Just how overbought is the U.S. stock market? For starters, the Russell 2000 Small Cap Index has just hit the most extreme overbought level in over 14 years. On the 20-year daily chart below, I added a line at the 82 level on the RSI 14, which is one of, if not the most commonly used momentum indicators to measure how overbought or oversold an index or security is at any given time. Readings of 70 or more indicate overbought conditions while readings of 30 or below indicate that the security or index is oversold. (click on the charts below to expand & display in high-resolution)
Dashed vertical lines have been added on the chart above at each tag of the rarely seen 82 extreme level, which is shown by the uppermost horizontal line.
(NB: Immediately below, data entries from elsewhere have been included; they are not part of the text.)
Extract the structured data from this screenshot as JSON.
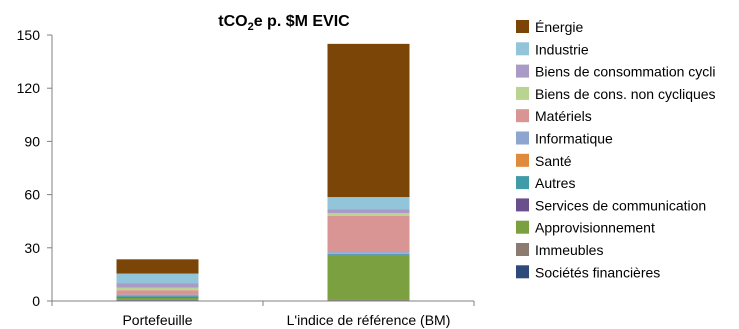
{
  "chart_data": {
    "type": "bar",
    "stacked": true,
    "title": "tCO₂e p. $M EVIC",
    "title_main": "tCO",
    "title_sub": "2",
    "title_rest": "e p. $M EVIC",
    "categories": [
      "Portefeuille",
      "L'indice de référence (BM)"
    ],
    "ylim": [
      0,
      150
    ],
    "yticks": [
      0,
      30,
      60,
      90,
      120,
      150
    ],
    "grid": false,
    "legend_position": "right",
    "series": [
      {
        "name": "Sociétés financières",
        "color": "#2E4A7A",
        "values": [
          0.5,
          0.3
        ]
      },
      {
        "name": "Immeubles",
        "color": "#8C7B70",
        "values": [
          0.5,
          0.5
        ]
      },
      {
        "name": "Approvisionnement",
        "color": "#7BA03F",
        "values": [
          1.0,
          25.0
        ]
      },
      {
        "name": "Services de communication",
        "color": "#6B4E8C",
        "values": [
          0.3,
          0.3
        ]
      },
      {
        "name": "Autres",
        "color": "#3F9BA8",
        "values": [
          0.5,
          0.5
        ]
      },
      {
        "name": "Santé",
        "color": "#E08A3C",
        "values": [
          0.3,
          0.3
        ]
      },
      {
        "name": "Informatique",
        "color": "#8EA5D0",
        "values": [
          0.5,
          0.7
        ]
      },
      {
        "name": "Matériels",
        "color": "#D99594",
        "values": [
          2.5,
          20.5
        ]
      },
      {
        "name": "Biens de cons. non cycliques",
        "color": "#B9D391",
        "values": [
          1.5,
          1.5
        ]
      },
      {
        "name": "Biens de consommation cycli",
        "color": "#A99BC5",
        "values": [
          2.5,
          2.0
        ]
      },
      {
        "name": "Industrie",
        "color": "#92C5DA",
        "values": [
          5.4,
          7.0
        ]
      },
      {
        "name": "Énergie",
        "color": "#7B4508",
        "values": [
          8.0,
          86.4
        ]
      }
    ]
  }
}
The corrections on the previous 4 extreme readings shown on that chart range from about 13% to 47%, with the last 82+ reading back in June of 2003. As with nearly all extreme RSI readings, corrections either ensue immediately or following a second, lower but still overbought (70+) reading in relative close proximity which forms negative divergence between price & the RSI.
Moving to the other end of the market cap spectrum of the ‘risk-on’ indexes, we can see that the Nasdaq 100 large cap index also has a clear history of corrections following the rare extreme overbought readings of 82 on the daily RSI 14. In fact, the $NDX has only seen such rare extremes a total of 6 times in over the past two decades with two of those extreme 82+ readings (1/3rd) coming just recently in 2017 as what I often refer to as “double-tap” overbought readings; two overbought reading in close proximity with the 2nd overbought reading usually slightly lower than the first (thereby forming negative divergence). In fact, the divergence since the first extreme (82+) overbought reading in the $NDX early this year is still forming (expanding) as the RSI values continue to fall while the index values have continued to rise. The divergences currently in place between the Nasdaq 100 & the RSI are now the largest on record for the index, even exceeding the steep divergences that preceded the dot.com bubble market top in March of 2000, which was followed by a drop of over 80%.
As I often say, divergences as well as overbought conditions, especially during a bull market, are not sell signals, merely an indication of a likely trend reversal. That trend reversal could come in the form of a relatively mild pullback, correction or a more lasting trend reversal. Various factors go in to estimating the likely magnitude of the reversal & it is typically the scope of divergence along with other factors that can help gauge just how deep the next drop in the market will be.
With divergences & overbought conditions mainly used as a “heads up” that a reversal is coming, we then look for high probability sell signals in order to position accordingly. A break & daily close below both of these bearish rising wedge patterns on SPY & QQQ will be about as good a sell signal on the broad markets as it gets IMO. Until then, I will continue to focus on trading the most bullish & bearish sectors & individual stocks while the broad markets slowly grinds higher within these wedges from the sector rotation within it.